Separate analysis shows kidney benefits for patients with lupus nephritis

In a separate new analysis, researchers evaluated outcomes from BLISS-LN (NCT01639339), a trial that tested Benlysta against a placebo on top of standard care in more than 400 LN patients. The analysis specifically examined outcomes for the subset of people receiving mycophenolate mofetil (MMF), an immune-suppressing drug commonly used in standard LN treatment.

Results showed that patients given Benlysta had fewer kidney flares and higher rates of complete renal response, which Levy said are important markers of improved kidney health. “Overall, this subgroup analysis underscores Benlysta’s value as an adjunct to MMF for proliferative LN,” he said.

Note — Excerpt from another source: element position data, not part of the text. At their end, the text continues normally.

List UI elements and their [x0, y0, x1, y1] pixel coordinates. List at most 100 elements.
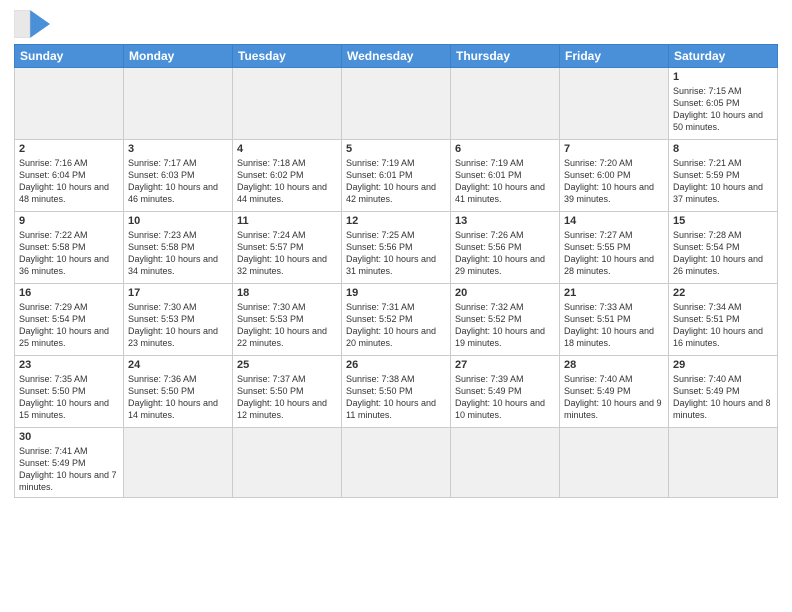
day-number: 30 — [19, 431, 119, 443]
calendar-cell — [669, 428, 778, 498]
day-info: Sunrise: 7:18 AM Sunset: 6:02 PM Dayligh… — [237, 157, 337, 206]
day-number: 4 — [237, 143, 337, 155]
calendar-row-2: 2Sunrise: 7:16 AM Sunset: 6:04 PM Daylig… — [15, 140, 778, 212]
day-number: 10 — [128, 215, 228, 227]
day-number: 16 — [19, 287, 119, 299]
calendar-cell: 1 Sunrise: 7:15 AM Sunset: 6:05 PM Daylig… — [669, 68, 778, 140]
calendar-cell — [342, 68, 451, 140]
calendar-cell: 14Sunrise: 7:27 AM Sunset: 5:55 PM Dayli… — [560, 212, 669, 284]
day-number: 9 — [19, 215, 119, 227]
day-number: 17 — [128, 287, 228, 299]
day-number: 2 — [19, 143, 119, 155]
day-info: Sunrise: 7:19 AM Sunset: 6:01 PM Dayligh… — [455, 157, 555, 206]
day-number: 5 — [346, 143, 446, 155]
calendar-cell: 15 Sunrise: 7:28 AM Sunset: 5:54 PM Dayli… — [669, 212, 778, 284]
day-number: 23 — [19, 359, 119, 371]
day-info: Sunrise: 7:15 AM Sunset: 6:05 PM Dayligh… — [673, 85, 773, 134]
day-number: 15 — [673, 215, 773, 227]
calendar-cell: 11Sunrise: 7:24 AM Sunset: 5:57 PM Dayli… — [233, 212, 342, 284]
day-info: Sunrise: 7:26 AM Sunset: 5:56 PM Dayligh… — [455, 229, 555, 278]
calendar-cell: 25Sunrise: 7:37 AM Sunset: 5:50 PM Dayli… — [233, 356, 342, 428]
day-info: Sunrise: 7:30 AM Sunset: 5:53 PM Dayligh… — [128, 301, 228, 350]
day-info: Sunrise: 7:36 AM Sunset: 5:50 PM Dayligh… — [128, 373, 228, 422]
calendar-row-4: 16 Sunrise: 7:29 AM Sunset: 5:54 PM Dayli… — [15, 284, 778, 356]
day-number: 20 — [455, 287, 555, 299]
day-number: 14 — [564, 215, 664, 227]
day-number: 28 — [564, 359, 664, 371]
day-number: 1 — [673, 71, 773, 83]
calendar-row-3: 9 Sunrise: 7:22 AM Sunset: 5:58 PM Daylig… — [15, 212, 778, 284]
calendar-cell — [124, 68, 233, 140]
col-thursday: Thursday — [451, 45, 560, 68]
day-info: Sunrise: 7:39 AM Sunset: 5:49 PM Dayligh… — [455, 373, 555, 422]
calendar-cell: 18 Sunrise: 7:30 AM Sunset: 5:53 PM Dayli… — [233, 284, 342, 356]
day-info: Sunrise: 7:23 AM Sunset: 5:58 PM Dayligh… — [128, 229, 228, 278]
calendar-cell: 5Sunrise: 7:19 AM Sunset: 6:01 PM Daylig… — [342, 140, 451, 212]
calendar-cell — [233, 428, 342, 498]
day-number: 26 — [346, 359, 446, 371]
day-number: 29 — [673, 359, 773, 371]
col-tuesday: Tuesday — [233, 45, 342, 68]
day-info: Sunrise: 7:41 AM Sunset: 5:49 PM Dayligh… — [19, 445, 119, 494]
day-info: Sunrise: 7:35 AM Sunset: 5:50 PM Dayligh… — [19, 373, 119, 422]
day-info: Sunrise: 7:20 AM Sunset: 6:00 PM Dayligh… — [564, 157, 664, 206]
calendar-row-1: 1 Sunrise: 7:15 AM Sunset: 6:05 PM Daylig… — [15, 68, 778, 140]
day-number: 24 — [128, 359, 228, 371]
calendar-cell: 10 Sunrise: 7:23 AM Sunset: 5:58 PM Dayli… — [124, 212, 233, 284]
weekday-header-row: Sunday Monday Tuesday Wednesday Thursday… — [15, 45, 778, 68]
calendar-cell — [560, 68, 669, 140]
day-number: 8 — [673, 143, 773, 155]
calendar-cell: 12 Sunrise: 7:25 AM Sunset: 5:56 PM Dayli… — [342, 212, 451, 284]
calendar-cell: 9 Sunrise: 7:22 AM Sunset: 5:58 PM Daylig… — [15, 212, 124, 284]
day-number: 3 — [128, 143, 228, 155]
day-number: 22 — [673, 287, 773, 299]
header — [14, 10, 778, 38]
calendar-cell: 30 Sunrise: 7:41 AM Sunset: 5:49 PM Dayli… — [15, 428, 124, 498]
calendar-cell: 27Sunrise: 7:39 AM Sunset: 5:49 PM Dayli… — [451, 356, 560, 428]
calendar-cell — [451, 428, 560, 498]
day-number: 19 — [346, 287, 446, 299]
day-info: Sunrise: 7:29 AM Sunset: 5:54 PM Dayligh… — [19, 301, 119, 350]
calendar-cell — [233, 68, 342, 140]
day-info: Sunrise: 7:37 AM Sunset: 5:50 PM Dayligh… — [237, 373, 337, 422]
day-info: Sunrise: 7:40 AM Sunset: 5:49 PM Dayligh… — [673, 373, 773, 422]
calendar-cell: 8 Sunrise: 7:21 AM Sunset: 5:59 PM Daylig… — [669, 140, 778, 212]
calendar-cell: 13Sunrise: 7:26 AM Sunset: 5:56 PM Dayli… — [451, 212, 560, 284]
calendar-cell: 29 Sunrise: 7:40 AM Sunset: 5:49 PM Dayli… — [669, 356, 778, 428]
calendar-cell: 6 Sunrise: 7:19 AM Sunset: 6:01 PM Daylig… — [451, 140, 560, 212]
day-number: 12 — [346, 215, 446, 227]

GSK is now running two Phase 4 trials to gather more data on Benlysta. One, called OBSErve-LN (NCT06527872), aims to collect long-term data on LN patients treated with Benlysta in real-world settings. Recruitment is ongoing at a site in North Carolina; the study is expected to expand to China, Japan, and Europe.

The other trial, BE-EARLY (NCT06411249), is collecting data on Benlysta’s use in SLE patients who are less than two years out from diagnosis and who haven’t responded to first-line treatments. The study is recruiting patients at dozens of sites worldwide.

“The intention behind BE-EARLY is to find out whether starting Benlysta shortly after diagnosis could lead to better overall outcomes, such as reduced disease activity, decreased organ damage, less reliance on steroids, and improvements in quality of life,” Levy said.